The SCM Price Guide lists values for stock #2 914s ranging from $5,000 for the cheapest 1.7-liter models up to a high of $15,000 for 914/6s. But don’t think for a minute that buying a beater 914/4 and hot-rodding it is any way to make a buck; these cars will almost always lose money for the owner doing the work. Note the claimed $100k spent on this one-even if that number was grossly exaggerated, the seller is still losing his shirt.
There are, however, small numbers of dedicated 914 hot rod admirers and should you choose to tread down this path with a 914 project, they will step up to buy your creation-at about 30 cents on the dollar, just what was paid for the car pictured here.
This recipe is actually quite simple: Take a collection of the best bits from the last 40 years of 911 development and transplant them into a cheap 914 chassis to make a Franken-Porsche of the highest order.
First is the 3.0-liter aluminum alloy engine case from the 911SC series (1978-1983). Although very different from the 2.0-liter magnesium alloy castings used in any original 914/6, this big displacement case is the way to go. It is heavier, but has proven far more rugged when handling big horsepower engines.
Cams from the 964 C2 (1990-1994) are a wonderful setup for a good balance between low-end torque and high-revving power in a big bore engine. These cams make power pretty much everywhere, and are an important upgrade beyond the rather soft cams required by the CIS fuel injection in the stock 911SC.
Thus the Weber carbs (1966-1969) become an easy choice, as they have the wide adjustability required to make these unmatched motor bits happily co-exist.
And finally, steel flares allow the fat tires to fit under the bodywork and are the right way to go on a high-dollar car. Fiberglass, although it is lighter and more desirable in a race car, just isn’t as valuable in a streetable hot rod-the same holds true whether it’s a Porsche or a ’32 Ford.
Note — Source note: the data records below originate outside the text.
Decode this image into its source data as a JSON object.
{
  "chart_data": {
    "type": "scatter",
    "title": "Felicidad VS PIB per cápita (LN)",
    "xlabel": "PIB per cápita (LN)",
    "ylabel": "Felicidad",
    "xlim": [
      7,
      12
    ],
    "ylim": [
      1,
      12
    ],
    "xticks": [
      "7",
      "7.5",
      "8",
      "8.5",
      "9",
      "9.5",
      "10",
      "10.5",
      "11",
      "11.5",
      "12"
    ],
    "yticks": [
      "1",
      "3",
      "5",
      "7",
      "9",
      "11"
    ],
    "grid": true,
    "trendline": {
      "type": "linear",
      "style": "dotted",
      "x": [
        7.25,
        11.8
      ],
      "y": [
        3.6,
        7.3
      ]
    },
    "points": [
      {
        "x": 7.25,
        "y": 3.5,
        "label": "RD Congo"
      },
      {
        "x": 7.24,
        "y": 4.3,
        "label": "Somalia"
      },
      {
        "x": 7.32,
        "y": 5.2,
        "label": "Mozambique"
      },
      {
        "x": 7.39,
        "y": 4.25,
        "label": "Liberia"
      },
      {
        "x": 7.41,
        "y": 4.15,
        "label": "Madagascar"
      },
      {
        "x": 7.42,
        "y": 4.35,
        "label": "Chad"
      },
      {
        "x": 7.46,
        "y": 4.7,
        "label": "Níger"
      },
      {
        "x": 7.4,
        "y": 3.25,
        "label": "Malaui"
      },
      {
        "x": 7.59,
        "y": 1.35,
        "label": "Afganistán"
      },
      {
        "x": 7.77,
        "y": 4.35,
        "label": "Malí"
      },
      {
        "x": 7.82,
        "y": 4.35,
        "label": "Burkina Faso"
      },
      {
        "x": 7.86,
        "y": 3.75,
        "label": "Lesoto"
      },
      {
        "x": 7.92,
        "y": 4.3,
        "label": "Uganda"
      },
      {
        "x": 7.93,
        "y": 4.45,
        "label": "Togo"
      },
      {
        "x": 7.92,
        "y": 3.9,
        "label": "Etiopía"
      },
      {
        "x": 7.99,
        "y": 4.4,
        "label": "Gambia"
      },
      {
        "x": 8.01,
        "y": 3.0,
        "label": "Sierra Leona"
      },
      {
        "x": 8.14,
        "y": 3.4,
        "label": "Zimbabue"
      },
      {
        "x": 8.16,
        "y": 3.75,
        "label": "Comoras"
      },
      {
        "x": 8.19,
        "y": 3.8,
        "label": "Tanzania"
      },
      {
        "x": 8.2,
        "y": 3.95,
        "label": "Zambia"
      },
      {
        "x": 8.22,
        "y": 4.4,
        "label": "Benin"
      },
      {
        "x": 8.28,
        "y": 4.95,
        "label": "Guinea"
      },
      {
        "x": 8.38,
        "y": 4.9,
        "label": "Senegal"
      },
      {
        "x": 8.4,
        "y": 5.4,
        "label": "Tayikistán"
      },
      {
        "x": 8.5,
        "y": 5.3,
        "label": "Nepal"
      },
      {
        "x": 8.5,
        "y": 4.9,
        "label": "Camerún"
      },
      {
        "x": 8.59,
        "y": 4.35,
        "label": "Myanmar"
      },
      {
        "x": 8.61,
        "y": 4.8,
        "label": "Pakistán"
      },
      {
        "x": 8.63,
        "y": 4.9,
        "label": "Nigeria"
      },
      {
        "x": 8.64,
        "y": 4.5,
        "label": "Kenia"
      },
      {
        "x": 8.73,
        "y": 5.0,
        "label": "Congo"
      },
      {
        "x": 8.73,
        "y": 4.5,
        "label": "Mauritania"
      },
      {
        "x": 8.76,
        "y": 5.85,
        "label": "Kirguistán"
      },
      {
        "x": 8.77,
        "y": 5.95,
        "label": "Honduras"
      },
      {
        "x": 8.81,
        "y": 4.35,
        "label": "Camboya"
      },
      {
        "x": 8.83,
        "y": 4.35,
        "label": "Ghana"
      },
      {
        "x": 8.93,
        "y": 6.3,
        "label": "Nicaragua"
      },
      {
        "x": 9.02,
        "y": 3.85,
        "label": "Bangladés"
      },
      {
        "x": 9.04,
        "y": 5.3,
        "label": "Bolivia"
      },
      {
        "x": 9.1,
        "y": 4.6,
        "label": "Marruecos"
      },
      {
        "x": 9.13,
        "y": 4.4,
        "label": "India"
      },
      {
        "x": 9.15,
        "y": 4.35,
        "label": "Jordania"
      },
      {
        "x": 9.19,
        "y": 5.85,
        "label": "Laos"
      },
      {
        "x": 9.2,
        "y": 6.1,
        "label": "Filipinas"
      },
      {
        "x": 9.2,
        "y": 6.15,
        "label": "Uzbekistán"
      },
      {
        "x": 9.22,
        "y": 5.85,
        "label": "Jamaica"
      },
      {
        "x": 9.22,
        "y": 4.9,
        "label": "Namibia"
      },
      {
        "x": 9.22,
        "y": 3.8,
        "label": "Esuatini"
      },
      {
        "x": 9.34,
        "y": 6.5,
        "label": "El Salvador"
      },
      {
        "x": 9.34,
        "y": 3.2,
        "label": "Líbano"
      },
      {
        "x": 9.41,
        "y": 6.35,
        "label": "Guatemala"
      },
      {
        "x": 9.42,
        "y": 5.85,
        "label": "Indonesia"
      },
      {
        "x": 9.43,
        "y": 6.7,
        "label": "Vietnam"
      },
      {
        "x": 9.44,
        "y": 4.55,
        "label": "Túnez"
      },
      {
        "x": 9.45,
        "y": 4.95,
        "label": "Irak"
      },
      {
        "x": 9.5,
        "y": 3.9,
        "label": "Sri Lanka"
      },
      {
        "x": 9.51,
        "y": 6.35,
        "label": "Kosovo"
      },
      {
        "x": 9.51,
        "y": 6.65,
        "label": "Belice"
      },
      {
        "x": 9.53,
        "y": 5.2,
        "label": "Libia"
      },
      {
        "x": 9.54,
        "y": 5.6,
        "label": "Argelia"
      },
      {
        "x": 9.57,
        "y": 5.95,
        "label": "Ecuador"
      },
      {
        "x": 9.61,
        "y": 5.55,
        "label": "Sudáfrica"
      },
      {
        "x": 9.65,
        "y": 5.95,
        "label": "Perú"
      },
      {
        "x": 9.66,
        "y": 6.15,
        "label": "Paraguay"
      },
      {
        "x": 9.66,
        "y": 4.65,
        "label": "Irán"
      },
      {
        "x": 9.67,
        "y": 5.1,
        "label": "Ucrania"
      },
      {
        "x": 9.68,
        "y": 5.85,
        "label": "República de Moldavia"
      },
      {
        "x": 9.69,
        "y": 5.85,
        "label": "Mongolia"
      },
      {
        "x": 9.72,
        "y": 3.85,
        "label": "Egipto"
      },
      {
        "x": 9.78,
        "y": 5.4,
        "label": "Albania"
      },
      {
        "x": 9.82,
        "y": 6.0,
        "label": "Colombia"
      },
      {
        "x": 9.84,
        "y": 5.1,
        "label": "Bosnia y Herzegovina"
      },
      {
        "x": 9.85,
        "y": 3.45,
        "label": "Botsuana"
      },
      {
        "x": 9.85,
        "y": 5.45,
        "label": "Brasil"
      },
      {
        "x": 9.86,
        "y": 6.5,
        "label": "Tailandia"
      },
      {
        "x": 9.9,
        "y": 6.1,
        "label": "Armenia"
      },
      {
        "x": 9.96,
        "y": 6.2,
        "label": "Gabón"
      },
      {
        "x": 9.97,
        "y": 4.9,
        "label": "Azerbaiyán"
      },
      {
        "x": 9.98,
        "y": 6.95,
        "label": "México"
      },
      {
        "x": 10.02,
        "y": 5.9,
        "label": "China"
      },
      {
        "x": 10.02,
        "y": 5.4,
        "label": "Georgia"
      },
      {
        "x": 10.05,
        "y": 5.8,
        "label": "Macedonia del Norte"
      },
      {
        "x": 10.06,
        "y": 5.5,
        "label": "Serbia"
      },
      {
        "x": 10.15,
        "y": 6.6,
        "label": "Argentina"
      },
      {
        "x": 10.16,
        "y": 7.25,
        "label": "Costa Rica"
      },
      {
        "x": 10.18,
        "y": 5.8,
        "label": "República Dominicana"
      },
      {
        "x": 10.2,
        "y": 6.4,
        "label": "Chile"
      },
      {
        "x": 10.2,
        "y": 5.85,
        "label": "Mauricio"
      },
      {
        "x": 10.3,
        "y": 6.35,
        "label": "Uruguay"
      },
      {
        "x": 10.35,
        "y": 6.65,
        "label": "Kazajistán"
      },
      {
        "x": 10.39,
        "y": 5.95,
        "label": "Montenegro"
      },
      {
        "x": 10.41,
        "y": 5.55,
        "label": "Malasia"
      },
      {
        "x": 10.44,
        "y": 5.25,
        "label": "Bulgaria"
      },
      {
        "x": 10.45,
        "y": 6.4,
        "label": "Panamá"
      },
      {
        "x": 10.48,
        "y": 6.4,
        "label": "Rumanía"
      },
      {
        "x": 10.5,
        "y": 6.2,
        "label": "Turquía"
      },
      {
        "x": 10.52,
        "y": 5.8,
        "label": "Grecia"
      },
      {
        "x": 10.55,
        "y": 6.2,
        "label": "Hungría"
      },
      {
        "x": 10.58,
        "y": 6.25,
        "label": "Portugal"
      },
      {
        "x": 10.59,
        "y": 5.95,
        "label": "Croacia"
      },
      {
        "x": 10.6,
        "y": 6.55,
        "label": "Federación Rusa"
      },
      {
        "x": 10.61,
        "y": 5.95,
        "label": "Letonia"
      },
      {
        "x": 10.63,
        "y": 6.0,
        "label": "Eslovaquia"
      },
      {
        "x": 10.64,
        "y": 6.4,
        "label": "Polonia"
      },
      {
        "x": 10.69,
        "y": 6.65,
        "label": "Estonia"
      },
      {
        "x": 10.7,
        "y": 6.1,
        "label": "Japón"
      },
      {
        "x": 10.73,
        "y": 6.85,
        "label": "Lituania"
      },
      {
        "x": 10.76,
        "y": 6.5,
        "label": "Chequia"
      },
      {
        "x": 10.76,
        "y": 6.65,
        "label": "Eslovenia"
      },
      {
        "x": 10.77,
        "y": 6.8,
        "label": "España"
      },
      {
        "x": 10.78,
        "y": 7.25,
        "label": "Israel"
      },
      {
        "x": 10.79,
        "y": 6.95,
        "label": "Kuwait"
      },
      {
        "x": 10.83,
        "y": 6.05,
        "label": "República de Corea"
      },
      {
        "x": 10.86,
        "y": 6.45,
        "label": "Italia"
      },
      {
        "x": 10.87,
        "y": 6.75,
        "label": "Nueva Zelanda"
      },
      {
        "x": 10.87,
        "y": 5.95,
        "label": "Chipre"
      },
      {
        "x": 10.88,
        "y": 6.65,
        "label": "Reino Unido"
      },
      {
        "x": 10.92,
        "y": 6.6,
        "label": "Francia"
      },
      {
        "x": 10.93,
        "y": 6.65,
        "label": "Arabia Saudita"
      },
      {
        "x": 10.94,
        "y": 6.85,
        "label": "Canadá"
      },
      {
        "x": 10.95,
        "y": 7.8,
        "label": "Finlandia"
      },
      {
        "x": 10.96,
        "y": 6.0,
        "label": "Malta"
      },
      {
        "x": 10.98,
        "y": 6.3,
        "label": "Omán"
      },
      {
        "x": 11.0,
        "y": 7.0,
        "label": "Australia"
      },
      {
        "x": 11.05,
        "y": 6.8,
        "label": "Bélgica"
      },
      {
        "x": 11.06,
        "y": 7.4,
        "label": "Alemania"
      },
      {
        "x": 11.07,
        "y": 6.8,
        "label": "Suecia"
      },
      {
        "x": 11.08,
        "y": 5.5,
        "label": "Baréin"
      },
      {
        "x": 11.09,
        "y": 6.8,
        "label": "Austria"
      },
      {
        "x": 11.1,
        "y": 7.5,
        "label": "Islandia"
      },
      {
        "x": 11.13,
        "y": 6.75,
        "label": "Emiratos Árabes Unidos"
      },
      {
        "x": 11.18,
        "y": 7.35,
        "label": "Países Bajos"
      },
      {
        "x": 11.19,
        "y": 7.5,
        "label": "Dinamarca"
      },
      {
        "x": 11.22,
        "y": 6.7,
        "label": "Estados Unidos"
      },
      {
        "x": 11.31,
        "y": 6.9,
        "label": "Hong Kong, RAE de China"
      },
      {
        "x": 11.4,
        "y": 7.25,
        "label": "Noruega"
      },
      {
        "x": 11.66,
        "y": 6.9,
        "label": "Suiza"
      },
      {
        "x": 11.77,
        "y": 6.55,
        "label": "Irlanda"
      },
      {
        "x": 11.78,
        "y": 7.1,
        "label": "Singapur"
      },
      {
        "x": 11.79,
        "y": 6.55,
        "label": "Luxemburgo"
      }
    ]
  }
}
All in all, this was a tidy package, sold at a big discount from what it cost to build. The seller who paid for this pricey conversion work may be disappointed that his 914 ownership experience cost him the price of a brand new 911 C2 Coupe. At least the new owner can be sure to do much better, even having paid a full retail price.
Though his Porsche 914 isn’t going to appreciate for decades, he should have had enough fun driving it by then to consider his money well spent. Provided he takes care of this beast and is patient when it comes time to sell, he may even be able to recoup a significant share of his money.-Jim Schrager
(Historical and descriptive information courtesy of the auction company.)